Angiotensin-Converting Enzyme-Dependent Intrarenal Angiotensin II Contributes to CTP: Phosphoethanolamine Cytidylyltransferase Downregulation, Mitochondrial Membranous Disruption, and Reactive Oxygen Species Overgeneration in Diabetic Tubulopathy.

The limited therapeutic options for diabetic tubulopathy (DT) in early diabetic kidney disease (DKD) reflect the difficulty of targeting renal tubular compartment.

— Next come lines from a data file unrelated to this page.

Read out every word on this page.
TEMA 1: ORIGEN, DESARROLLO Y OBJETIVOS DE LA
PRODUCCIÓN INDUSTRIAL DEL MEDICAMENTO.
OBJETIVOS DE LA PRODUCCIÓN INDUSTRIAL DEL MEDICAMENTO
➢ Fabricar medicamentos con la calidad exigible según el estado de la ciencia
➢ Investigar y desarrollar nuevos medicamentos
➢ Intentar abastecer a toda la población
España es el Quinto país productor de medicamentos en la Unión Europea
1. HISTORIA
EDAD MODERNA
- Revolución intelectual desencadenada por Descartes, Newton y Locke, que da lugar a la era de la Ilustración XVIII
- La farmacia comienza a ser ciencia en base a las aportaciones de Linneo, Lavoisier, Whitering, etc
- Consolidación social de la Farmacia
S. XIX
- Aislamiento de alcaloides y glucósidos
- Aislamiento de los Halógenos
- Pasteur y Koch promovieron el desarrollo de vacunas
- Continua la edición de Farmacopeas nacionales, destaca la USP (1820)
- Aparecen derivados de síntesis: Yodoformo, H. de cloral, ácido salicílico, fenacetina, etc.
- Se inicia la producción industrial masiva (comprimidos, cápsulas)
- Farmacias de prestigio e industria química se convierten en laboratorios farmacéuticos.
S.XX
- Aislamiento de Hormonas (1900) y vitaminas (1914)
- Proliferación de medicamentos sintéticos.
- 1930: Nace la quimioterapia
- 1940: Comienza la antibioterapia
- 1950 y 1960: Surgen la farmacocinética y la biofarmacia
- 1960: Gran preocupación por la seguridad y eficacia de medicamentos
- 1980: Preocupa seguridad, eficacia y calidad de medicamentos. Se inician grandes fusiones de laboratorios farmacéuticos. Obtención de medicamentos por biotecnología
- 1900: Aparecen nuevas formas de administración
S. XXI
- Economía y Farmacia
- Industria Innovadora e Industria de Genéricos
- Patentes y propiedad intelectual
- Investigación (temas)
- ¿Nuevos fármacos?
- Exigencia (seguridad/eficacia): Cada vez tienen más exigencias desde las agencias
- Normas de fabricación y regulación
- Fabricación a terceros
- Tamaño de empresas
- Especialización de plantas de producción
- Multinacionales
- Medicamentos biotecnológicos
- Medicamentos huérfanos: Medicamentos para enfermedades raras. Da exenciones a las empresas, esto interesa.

While renin-angiotensin-aldosterone system (RAS) inhibitors are commonly utilized in the management of DKD, how intrarenal RAS contributes to diabetic tubular injury is not fully understood. Mitochondrial disruption and reactive oxygen species (ROS) overgeneration have been involved in diabetic tubular injury. Herein, we aim to test the hypothesis that angiotensin-converting enzyme (ACE)-dependent intrarenal angiotensin II (AngII) disrupts tubular mitochondrial membranous homeostasis and causes excessive ROS generation in DT. Mice suffered from renal tubular mitochondrial disruption and ROS overgeneration following high-fat diet/streptozocin-type 2 diabetic induction. Intrarenal AngII generation is ACE-dependent in DT. Local AngII accumulation in renal tissues was achieved by intrarenal artery injection. ACE-dependent intrarenal AngII-treated mice exhibit markedly elevated levels of makers of tubular injury. CTP: Phosphoethanolamine cytidylyltransferase (PCYT2), the primary regulatory enzyme for the biosynthesis of phosphatidylethanolamine, was enriched in renal tubules according to single-cell RNA sequencing. ACE-dependent intrarenal AngII-induced tubular membranous disruption, ROS overgeneration, and PCYT2 downregulation. The diabetic ambiance deteriorated the detrimental effect of ACE-dependent intrarenal AngII on renal tubules. Captopril, the ACE inhibitor (ACEI), showed efficiency in partially ameliorating ACE-dependent intrarenal AngII-induced tubular deterioration pre- and post-diabetic induction. This study uncovers a critical role of ACE-dependent intrarenal AngII in mitochondrial membranous disruption, ROS overgeneration, and PCYT2 deficiency in diabetic renal tubules, providing novel insight into DT pathogenesis and ACEI-combined therapeutic targets. 42, 767-786.